The formula I used, and can't now remember where I got it from is:

1/26 is .0384

.0384 x .866 is .033

However, .025 worked just right.

Alan

There are two methods one can use: the trig method and the Pythagorean theorem. Ultimately, they are exactly the same thing which can be proven mathematically but the Pythagorean theorem is easier to use.

Knowing that an isoceles triangle has all three sides being equal makes this very easy to use for the American style and metric styles which both use 60deg angles on all three sides. for the British 55 deg angles, this is a bit harder but ultimately the same formulation.

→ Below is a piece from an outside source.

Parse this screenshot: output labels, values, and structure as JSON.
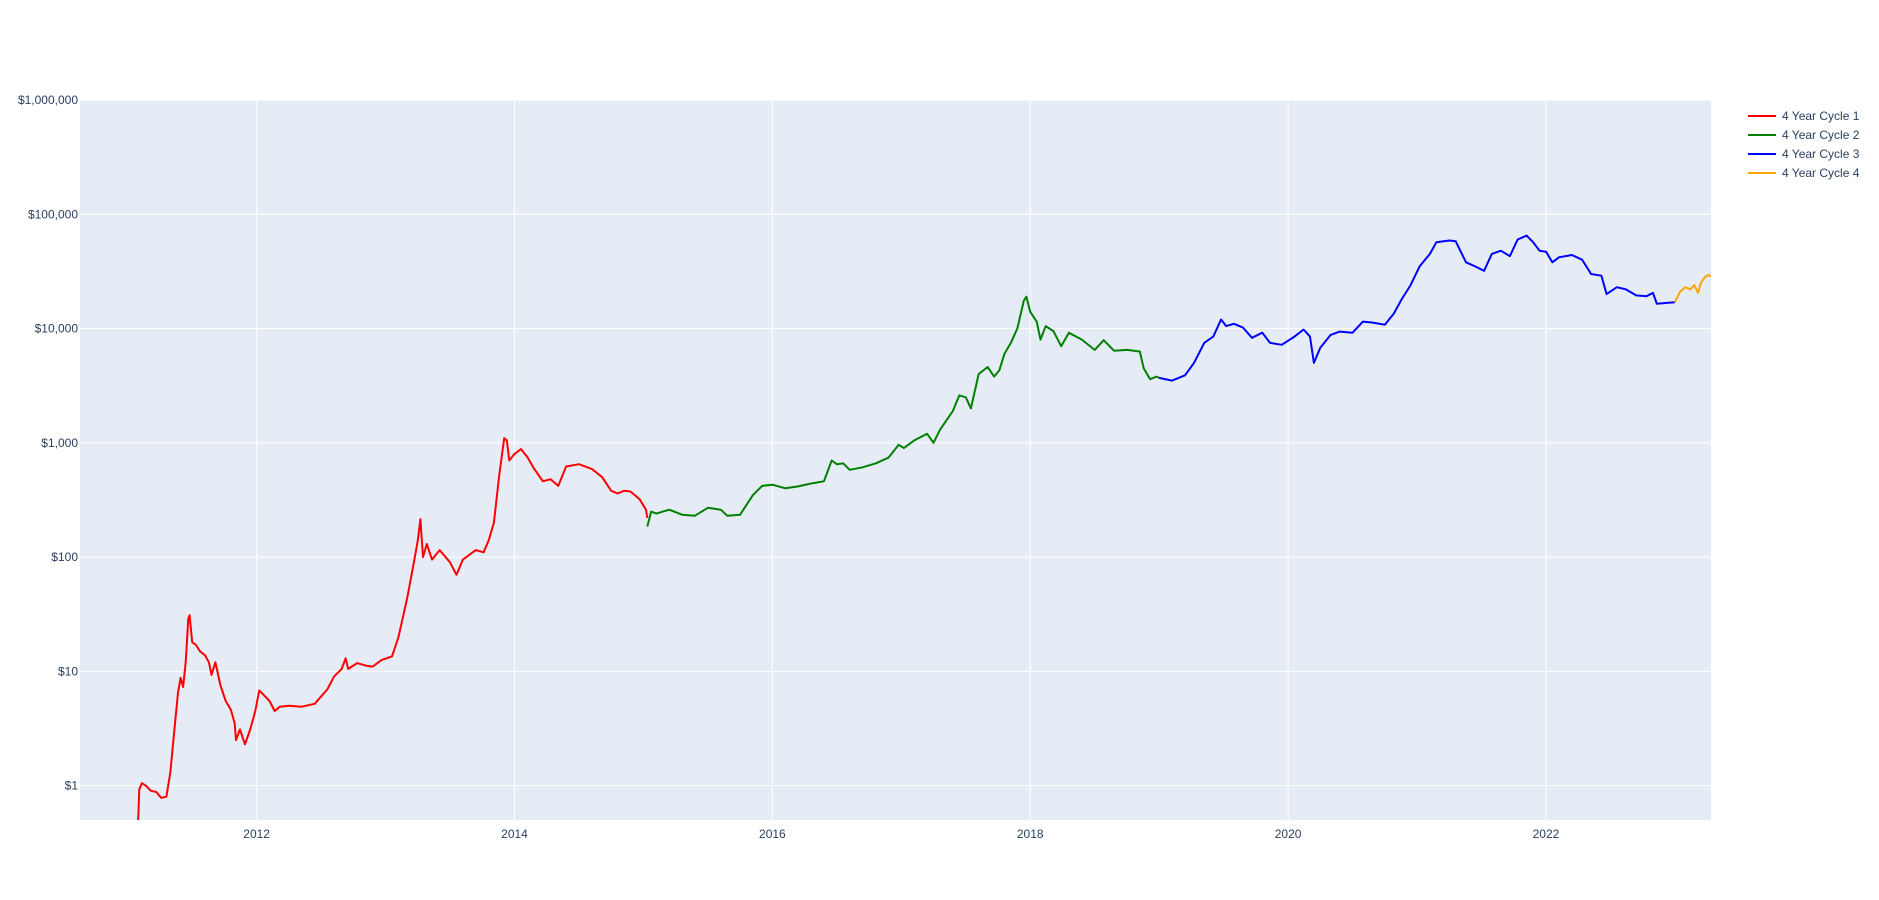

Construct an isoceles triangel with the base at the bottom, labelled A, the left side label B and the right side label C. Then cut the triangle from the tip to the center of A. Call this H for height. From the point where H meets A, which is A/2 and meets at a right angle, to either point to the left or right meeting either B or C could get a special name like "a" or maybe just continue to use "A/2" which is what I will do. Then useing the Pythagorean theorem: H^2 + (A/2)^2 = B^2 = C^2. We know the length of A (and thus A/2) and B which are 1/26 in inches which is .0385 and A/2 = .0192.

then using the formulation, H^2 + (A/2)^2 = B^2 we solve for H^2:

H^2 = B^2 - (A/2)^2 and pluggin in the numbers above we get:

H^2 = .0385^2 - .0192^2 = .00148225 - .0003705 = .00111169

simply take the square roots of each side: H = .03334

This is the mathematically correct solution, that is, it is as close enough "approximation" that we need in machining this. However, there are other factors as we machinists know, for instance, machining is never as clean as a mathematical formula. There are always factors of machinability that math does not address. If both the inside and outside diameters are "perfect" the items are actually not likely to fit, as we all know a bit of clearance is needed, Usually a couple thous minimum and the tops of the sharp threads reduced a small percentage. for instance, say one has an OD of 1" and 1/8th" threads (1-8tpi). It might be easiest to cut the 1" down to begin with by a few thou before you even begin your threads. so with IDs.

Am I wrong? Let me know. Also, using trig the very same number will come up for the above calculations. I hope this was not too long winded and I hope even more so that it is clear and easily understandable.